City Park hosts the 5th annual New Orleans Book Festival on Saturday, November 15. (photo: facebook.com/nolabookfest)

City Park hosts the 5th annual New Orleans Book Festival on Saturday, November 15. (photo: facebook.com/nolabookfest)

By Seth Mattei

Dubbed “A day of fun and activities celebrating books,” the fifth annual  New Orleans Book Festival took place along the perimeter of Big Lake in  City Park on Saturday Nov. 15, and the weather couldn’t have been more  perfect. Clear skies and temperatures consistently around 60 degrees  welcomed a medium-sized crowd of all ages as they traversed the festival  grounds, listening to readings by various authors, shopping for books or  spending time playing games with their children.

The range of speakers was impressive, ranging from fiction writer Wally  Lamb (author of the popular novel “She’s Come Undone”), novelist-  turned-historian Gary Krist, who spoke about his recently-published  “Empire of Sin,” an account of New Orleans’ violent reform movement  during the turn of the twentieth century, and Peter Yarrow, one-third of  the beloved folk trio Peter, Paul and Mary. Brandishing an acoustic guitar,  Yarrow played songs from the group’s repertoire including “Down by the  Riverside” and “Leaving on a Jet Plane.” He ended his set by inviting  children onstage to sing “Puff the Magic Dragon.”

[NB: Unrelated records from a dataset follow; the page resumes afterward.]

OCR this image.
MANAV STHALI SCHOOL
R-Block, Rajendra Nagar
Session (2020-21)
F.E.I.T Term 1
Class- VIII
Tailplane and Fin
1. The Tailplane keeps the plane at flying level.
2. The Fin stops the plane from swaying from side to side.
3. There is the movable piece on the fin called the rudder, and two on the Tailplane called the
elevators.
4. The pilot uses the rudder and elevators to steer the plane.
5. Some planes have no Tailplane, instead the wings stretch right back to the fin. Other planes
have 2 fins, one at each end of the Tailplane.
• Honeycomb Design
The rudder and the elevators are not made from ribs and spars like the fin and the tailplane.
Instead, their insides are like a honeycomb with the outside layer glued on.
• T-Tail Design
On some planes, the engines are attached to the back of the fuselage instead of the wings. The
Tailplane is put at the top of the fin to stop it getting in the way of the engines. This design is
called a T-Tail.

The main stages at the event were located in the park, with the exception  of the auditorium at the New Orleans Museum of Art (NOMA). The  festival was free and open to the public, and the museum offered half-price  admission for the day (five dollars instead of 10). People dressed as child  literature favorites, including the Cat in the Hat, the Very Hungry

Caterpillar and Curious George walked through the park throughout the day, getting their pictures taken with both children and adults. The Cat in the Hat provided some nice juxtaposition throughout the day, posing near the adult tent while Wally Lamb spoke, and walking past an amused lighting crew to enter the museum.

New Orleans Mayor Mitch Landrieu made himself visible throughout the day, spending much of his time with youngsters in the crowd, encouraging them to read, dancing and singing songs with them. The city’s First Lady, Cheryl Landrieu presented the festival with the help of Barnes and Noble, who had a tent on each side of the festival’s coordinates (it was divided into two sections; one for children, one for adults). Following their speeches, authors headed to one of the tents to sign books. Scholastic Books also had a stand, as did LEAP (Louisiana Educational Assessment Program). It’s nice that these companies and organizations participated in an event aimed at promoting literacy, but why weren’t any of the city’s great independent booksellers represented? Hopefully this changes in the coming years.